Whilst fighting the election the government did an outstanding job of winning the confidence of Business and convincing us that, very genuinely, they understand that the solution to our economic ills is investment and growth.
But business people are ever watchful and over the coming months they will be forming a judgement about what the Government really thinks about business.
That judgement, once formed, will be hard to shift.
Winston Churchill said:-
“There are some who regard private enterprise as a predatory tiger, to be shot.
Some who regard it as a cow, to be milked.
A few regard it for what it is: the strong horse that pulls the whole cart.”
Our members understand that the Chancellor had difficult judgements to make, and had to raise taxes; as Rain said, many things in the budget are helpful, for instance the Corporate Tax Roadmap.
But there is no doubting the extent to which business has been milked in the last budget.
In the run-up to the budget and suspecting that it was going to be hard on business, we suggested to our members that they should assess the impact in the round, by which we meant across the whole gamut of Government policy.
Not just tax, but planning, regulation, training, employment law.

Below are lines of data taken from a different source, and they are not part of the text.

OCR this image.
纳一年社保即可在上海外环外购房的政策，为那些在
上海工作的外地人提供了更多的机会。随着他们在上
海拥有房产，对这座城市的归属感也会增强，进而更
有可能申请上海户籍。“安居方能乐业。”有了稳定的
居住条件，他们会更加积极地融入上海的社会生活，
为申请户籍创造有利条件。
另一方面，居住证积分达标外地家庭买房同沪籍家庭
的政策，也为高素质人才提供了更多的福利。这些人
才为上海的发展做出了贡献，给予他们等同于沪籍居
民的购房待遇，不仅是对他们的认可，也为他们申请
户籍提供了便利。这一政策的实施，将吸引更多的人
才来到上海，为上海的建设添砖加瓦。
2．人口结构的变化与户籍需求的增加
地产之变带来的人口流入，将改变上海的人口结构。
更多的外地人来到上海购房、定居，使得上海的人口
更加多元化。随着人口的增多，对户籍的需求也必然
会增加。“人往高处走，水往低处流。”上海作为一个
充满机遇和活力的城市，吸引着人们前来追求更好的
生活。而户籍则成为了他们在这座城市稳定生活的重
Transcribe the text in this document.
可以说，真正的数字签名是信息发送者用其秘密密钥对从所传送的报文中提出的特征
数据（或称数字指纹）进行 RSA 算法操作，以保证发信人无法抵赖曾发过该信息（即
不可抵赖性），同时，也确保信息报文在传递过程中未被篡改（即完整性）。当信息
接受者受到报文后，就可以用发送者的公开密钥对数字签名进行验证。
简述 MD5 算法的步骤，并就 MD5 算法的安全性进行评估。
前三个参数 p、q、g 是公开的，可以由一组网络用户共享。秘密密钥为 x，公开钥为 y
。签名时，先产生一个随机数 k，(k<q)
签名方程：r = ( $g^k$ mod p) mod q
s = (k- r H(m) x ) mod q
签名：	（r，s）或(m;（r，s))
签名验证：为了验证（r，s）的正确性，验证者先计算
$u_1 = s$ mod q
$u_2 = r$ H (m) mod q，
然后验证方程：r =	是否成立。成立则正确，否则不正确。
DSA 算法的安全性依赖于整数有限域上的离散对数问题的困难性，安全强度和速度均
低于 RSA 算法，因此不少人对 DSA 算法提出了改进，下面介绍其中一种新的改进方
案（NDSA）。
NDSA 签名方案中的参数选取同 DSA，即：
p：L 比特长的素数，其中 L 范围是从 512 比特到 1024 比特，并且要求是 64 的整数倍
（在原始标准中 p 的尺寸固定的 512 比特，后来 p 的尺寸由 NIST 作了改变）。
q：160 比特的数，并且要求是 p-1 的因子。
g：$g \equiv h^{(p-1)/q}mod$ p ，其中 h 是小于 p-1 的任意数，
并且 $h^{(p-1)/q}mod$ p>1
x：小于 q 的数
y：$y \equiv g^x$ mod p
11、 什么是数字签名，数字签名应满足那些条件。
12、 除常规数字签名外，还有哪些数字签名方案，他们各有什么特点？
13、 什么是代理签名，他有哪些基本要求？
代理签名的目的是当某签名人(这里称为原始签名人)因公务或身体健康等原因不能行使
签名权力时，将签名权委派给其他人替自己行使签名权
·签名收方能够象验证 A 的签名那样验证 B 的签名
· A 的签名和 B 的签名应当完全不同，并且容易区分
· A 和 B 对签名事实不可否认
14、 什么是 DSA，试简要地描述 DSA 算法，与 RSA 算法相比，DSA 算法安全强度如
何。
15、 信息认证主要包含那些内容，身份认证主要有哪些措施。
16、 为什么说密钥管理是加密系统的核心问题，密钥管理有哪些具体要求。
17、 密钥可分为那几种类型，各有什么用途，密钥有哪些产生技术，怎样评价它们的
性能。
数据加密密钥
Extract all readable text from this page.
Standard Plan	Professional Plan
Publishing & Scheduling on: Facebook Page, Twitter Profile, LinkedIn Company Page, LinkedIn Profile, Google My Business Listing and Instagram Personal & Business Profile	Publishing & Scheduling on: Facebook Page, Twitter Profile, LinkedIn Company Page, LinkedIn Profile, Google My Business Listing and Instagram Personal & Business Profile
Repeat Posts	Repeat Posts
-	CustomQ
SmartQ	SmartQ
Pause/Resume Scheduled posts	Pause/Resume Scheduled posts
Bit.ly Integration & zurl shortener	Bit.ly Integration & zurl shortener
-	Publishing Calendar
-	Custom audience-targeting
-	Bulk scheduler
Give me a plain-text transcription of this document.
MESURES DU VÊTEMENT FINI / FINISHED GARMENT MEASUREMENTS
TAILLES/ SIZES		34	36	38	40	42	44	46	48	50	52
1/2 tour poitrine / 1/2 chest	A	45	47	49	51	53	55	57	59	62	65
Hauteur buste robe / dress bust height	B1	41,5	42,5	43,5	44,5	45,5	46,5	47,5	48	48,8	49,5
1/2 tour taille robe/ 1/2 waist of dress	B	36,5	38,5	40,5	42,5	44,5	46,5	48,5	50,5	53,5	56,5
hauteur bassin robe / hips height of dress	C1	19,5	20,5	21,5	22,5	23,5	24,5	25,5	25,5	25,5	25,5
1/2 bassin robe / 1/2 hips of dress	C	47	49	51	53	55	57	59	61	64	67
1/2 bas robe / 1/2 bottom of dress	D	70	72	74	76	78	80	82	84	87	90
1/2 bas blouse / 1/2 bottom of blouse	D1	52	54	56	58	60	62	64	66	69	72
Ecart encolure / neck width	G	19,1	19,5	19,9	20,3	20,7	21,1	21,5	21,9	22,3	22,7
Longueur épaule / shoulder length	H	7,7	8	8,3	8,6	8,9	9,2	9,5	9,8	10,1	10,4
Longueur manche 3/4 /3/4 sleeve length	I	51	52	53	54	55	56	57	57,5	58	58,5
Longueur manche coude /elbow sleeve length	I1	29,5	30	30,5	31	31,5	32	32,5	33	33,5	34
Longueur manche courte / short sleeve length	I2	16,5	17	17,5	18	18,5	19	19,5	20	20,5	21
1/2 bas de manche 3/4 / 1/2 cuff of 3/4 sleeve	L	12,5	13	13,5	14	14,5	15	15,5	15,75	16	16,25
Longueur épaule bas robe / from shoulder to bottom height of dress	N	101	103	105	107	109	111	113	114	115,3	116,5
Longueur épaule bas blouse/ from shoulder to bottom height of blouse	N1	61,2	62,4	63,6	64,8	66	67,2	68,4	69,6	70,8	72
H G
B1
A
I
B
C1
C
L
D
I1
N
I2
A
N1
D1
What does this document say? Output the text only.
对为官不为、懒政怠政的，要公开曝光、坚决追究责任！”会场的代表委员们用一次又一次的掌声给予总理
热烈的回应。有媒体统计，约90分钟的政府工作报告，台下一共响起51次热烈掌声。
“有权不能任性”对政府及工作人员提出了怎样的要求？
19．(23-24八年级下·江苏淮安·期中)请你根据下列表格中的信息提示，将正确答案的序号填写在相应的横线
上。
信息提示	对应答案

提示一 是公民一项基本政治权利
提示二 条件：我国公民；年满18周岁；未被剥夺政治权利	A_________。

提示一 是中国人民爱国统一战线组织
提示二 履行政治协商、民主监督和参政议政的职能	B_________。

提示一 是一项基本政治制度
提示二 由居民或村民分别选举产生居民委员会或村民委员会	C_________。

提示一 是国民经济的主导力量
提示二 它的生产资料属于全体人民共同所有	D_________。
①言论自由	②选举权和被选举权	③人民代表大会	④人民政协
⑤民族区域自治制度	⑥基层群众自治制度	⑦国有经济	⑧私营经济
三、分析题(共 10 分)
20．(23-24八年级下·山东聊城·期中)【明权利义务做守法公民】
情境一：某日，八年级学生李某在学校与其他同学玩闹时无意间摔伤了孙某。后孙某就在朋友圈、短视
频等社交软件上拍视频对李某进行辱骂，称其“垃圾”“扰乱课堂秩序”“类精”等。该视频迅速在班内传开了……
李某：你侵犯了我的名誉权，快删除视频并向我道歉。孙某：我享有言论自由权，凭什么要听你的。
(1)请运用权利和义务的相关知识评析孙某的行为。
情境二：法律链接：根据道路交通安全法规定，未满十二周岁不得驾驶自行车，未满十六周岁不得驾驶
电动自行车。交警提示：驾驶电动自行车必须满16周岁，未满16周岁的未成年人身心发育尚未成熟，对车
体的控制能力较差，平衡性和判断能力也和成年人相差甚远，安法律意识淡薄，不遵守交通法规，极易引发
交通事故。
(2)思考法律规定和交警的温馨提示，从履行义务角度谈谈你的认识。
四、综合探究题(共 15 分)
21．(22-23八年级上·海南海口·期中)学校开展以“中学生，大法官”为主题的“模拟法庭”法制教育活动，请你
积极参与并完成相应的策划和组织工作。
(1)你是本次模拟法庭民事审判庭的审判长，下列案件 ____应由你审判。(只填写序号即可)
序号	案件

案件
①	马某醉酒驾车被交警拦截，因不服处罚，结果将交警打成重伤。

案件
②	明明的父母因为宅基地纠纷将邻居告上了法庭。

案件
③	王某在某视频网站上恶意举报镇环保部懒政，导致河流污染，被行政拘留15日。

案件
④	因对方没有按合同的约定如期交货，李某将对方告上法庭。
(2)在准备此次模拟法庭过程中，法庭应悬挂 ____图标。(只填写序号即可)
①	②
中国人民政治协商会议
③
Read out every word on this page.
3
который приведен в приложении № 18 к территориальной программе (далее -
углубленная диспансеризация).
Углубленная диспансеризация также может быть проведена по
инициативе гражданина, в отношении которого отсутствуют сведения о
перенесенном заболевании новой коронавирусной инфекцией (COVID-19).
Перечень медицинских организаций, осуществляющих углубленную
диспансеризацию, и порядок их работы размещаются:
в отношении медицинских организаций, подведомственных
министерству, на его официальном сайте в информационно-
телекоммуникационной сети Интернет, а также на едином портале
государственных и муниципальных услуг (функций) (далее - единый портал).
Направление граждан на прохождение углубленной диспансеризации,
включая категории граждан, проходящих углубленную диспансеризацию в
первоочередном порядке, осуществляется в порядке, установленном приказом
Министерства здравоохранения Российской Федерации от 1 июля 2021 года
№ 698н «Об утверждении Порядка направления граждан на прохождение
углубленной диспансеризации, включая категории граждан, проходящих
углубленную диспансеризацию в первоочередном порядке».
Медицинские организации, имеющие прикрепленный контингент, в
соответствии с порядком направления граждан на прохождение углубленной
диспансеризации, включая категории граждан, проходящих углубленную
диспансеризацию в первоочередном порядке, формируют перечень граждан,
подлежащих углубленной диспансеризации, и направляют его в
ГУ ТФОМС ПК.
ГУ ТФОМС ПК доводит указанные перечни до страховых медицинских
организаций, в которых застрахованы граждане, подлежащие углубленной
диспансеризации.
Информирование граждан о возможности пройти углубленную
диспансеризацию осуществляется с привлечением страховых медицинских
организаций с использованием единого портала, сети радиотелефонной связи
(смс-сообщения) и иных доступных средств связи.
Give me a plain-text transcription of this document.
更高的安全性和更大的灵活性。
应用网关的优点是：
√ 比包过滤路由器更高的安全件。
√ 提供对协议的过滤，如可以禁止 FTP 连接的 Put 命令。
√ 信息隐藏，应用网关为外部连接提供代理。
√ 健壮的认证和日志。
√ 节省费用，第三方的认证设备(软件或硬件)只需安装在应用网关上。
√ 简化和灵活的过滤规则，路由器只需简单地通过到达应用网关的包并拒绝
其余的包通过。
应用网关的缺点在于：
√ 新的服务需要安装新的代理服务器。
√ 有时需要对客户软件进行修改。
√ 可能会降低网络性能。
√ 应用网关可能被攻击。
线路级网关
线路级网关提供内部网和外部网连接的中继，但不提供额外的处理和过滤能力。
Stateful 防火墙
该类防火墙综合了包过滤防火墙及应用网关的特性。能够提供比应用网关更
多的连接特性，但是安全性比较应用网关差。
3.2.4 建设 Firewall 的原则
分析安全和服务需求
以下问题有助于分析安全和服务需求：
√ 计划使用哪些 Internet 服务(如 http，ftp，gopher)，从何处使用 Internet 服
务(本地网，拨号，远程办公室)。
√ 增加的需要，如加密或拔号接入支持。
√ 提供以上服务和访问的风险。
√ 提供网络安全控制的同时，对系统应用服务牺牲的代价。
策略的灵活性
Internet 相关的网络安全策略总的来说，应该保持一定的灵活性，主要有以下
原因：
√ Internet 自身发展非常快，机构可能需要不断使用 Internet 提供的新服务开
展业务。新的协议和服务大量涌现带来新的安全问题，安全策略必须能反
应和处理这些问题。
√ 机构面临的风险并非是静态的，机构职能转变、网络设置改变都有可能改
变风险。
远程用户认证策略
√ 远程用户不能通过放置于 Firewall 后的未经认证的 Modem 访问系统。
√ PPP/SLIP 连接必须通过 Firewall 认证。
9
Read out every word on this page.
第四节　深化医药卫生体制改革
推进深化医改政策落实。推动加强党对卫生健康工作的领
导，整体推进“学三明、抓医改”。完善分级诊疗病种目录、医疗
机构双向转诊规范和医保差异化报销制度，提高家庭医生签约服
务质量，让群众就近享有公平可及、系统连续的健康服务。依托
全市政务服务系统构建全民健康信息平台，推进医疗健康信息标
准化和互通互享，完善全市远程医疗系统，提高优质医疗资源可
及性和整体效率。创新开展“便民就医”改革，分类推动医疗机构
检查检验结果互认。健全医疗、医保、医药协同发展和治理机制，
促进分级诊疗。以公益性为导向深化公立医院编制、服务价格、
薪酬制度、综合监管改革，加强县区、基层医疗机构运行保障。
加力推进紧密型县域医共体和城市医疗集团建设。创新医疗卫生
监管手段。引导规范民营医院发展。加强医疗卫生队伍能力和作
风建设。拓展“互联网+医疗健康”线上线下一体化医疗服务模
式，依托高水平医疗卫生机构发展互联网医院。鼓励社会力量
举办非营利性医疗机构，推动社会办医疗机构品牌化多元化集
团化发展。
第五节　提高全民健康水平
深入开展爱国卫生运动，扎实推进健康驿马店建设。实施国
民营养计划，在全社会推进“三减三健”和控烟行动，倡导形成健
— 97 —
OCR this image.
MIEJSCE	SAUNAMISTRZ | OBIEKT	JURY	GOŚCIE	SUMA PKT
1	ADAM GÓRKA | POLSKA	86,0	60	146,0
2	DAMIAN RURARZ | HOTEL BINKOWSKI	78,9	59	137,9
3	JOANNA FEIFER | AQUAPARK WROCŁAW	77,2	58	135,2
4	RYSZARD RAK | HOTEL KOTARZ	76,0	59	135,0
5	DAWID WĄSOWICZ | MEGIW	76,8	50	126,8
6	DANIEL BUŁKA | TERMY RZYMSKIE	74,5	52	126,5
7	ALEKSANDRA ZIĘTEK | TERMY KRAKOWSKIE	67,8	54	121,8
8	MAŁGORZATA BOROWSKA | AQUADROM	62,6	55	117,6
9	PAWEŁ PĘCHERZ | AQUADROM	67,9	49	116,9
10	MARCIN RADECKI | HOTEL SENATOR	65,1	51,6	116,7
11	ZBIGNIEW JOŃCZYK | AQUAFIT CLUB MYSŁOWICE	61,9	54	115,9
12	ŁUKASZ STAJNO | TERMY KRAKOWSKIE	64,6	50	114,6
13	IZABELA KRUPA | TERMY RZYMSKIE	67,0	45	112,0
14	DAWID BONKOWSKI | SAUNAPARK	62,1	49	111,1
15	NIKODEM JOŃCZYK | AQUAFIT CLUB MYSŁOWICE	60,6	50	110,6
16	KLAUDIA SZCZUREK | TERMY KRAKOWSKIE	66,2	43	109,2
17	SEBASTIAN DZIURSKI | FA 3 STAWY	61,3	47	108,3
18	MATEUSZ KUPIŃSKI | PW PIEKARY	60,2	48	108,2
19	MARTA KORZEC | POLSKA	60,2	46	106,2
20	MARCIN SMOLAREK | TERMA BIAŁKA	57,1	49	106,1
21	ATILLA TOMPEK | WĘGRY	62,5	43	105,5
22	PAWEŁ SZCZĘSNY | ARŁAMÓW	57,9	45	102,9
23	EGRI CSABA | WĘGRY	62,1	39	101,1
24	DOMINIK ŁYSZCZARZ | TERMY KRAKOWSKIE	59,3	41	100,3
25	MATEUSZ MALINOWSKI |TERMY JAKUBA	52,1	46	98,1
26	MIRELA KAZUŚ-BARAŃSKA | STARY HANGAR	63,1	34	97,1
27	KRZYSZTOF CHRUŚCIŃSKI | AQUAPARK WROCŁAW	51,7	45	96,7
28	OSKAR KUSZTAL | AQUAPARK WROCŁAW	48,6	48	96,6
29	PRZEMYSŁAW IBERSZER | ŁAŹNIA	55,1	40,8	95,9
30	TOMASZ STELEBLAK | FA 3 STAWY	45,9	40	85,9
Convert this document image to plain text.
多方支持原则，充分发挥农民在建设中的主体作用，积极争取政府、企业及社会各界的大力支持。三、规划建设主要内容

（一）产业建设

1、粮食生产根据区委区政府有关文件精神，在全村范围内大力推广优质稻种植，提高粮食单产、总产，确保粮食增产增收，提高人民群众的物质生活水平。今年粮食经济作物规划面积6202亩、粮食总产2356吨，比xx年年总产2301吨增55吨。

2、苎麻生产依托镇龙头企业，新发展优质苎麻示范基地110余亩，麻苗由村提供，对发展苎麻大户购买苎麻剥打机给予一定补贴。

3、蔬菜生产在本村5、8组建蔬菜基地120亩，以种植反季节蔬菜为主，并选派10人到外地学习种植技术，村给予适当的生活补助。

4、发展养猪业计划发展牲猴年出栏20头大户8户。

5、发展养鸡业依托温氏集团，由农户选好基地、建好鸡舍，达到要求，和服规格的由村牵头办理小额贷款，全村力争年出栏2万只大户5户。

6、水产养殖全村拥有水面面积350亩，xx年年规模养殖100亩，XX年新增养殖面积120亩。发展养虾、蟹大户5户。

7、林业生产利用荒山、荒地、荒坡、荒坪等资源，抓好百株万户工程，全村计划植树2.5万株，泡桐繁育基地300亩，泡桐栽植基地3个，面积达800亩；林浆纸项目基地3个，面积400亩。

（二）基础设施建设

Giving businesses the confidence to invest and grow means joining many dots, of which the budget is but one.
The government now needs to work quickly on these other areas of policy to ensure that business confidence in the Government, so hard won during the election, does not evaporate.
At the moment, there are doubts that the dots of government policy join up.
This week, the Department for Work and Pensions is going to produce a paper setting out actions to help get a meaningful number of the 9 million back into work.
But at the same time, we have a budget which makes employing people, particularly the young, part time and low-paid, much more expensive; and we have an Employment Rights Bill which makes employing people much more risky.
These policies are directly in conflict with each other: on the one hand, the DWP is saying to business “please employ these people, many of whom have been out of work for years” and on the other, the Treasury is saying “you now have to pay tens of billions in additional NICs”; and the Department of Trade is saying “we are going to make employing people fundamentally much more complex and risky”.
It is hardly surprising that business people are scratching their heads and asking themselves: “what really is the government is trying to achieve, and how do these policies hang together?”
So, where do we go from here?
There is one thing the government could do: listen to the people who you need to deliver the growth, investment and employment you have promised.
Chat GPT tells me that there are at least 8 different types of listening, amongst them: Active, Passive, Empathetic, Appreciative, Selective, Reflective.
For our purpose there is only one type that matters: Real listening means an openness to changing course in the face of good evidence and rational argument.
An acknowledgement that the sum of all wisdom does not exclusively reside in Whitehall, that Government cannot legislate for investment and growth, and an openness to critical friends.
At the CBI, we are not so politically naïve as to believe that the decision around NICs is going to change in its fundamentals, nor that the increase in Living Wage will be reversed.
But having delivered a budget which adds billions to the costs of business, we urge the Government to really listen as to how government policy in the round – the Employment Rights Bill, Rates Reform, Planning, Regulation and the Apprenticeship Levy could be adapted to ensure that the words and actions of the Government are consistent with each other, and give Businesses the confidence that they can invest for growth.
This is what will make the strong horse of private business lean into the traces and deliver the Government’s ambition to make the UK the fastest-growing economy in the G7 and bring increased prosperity to all.
Thank you all for your support and attention, and now, away, to drinks and home.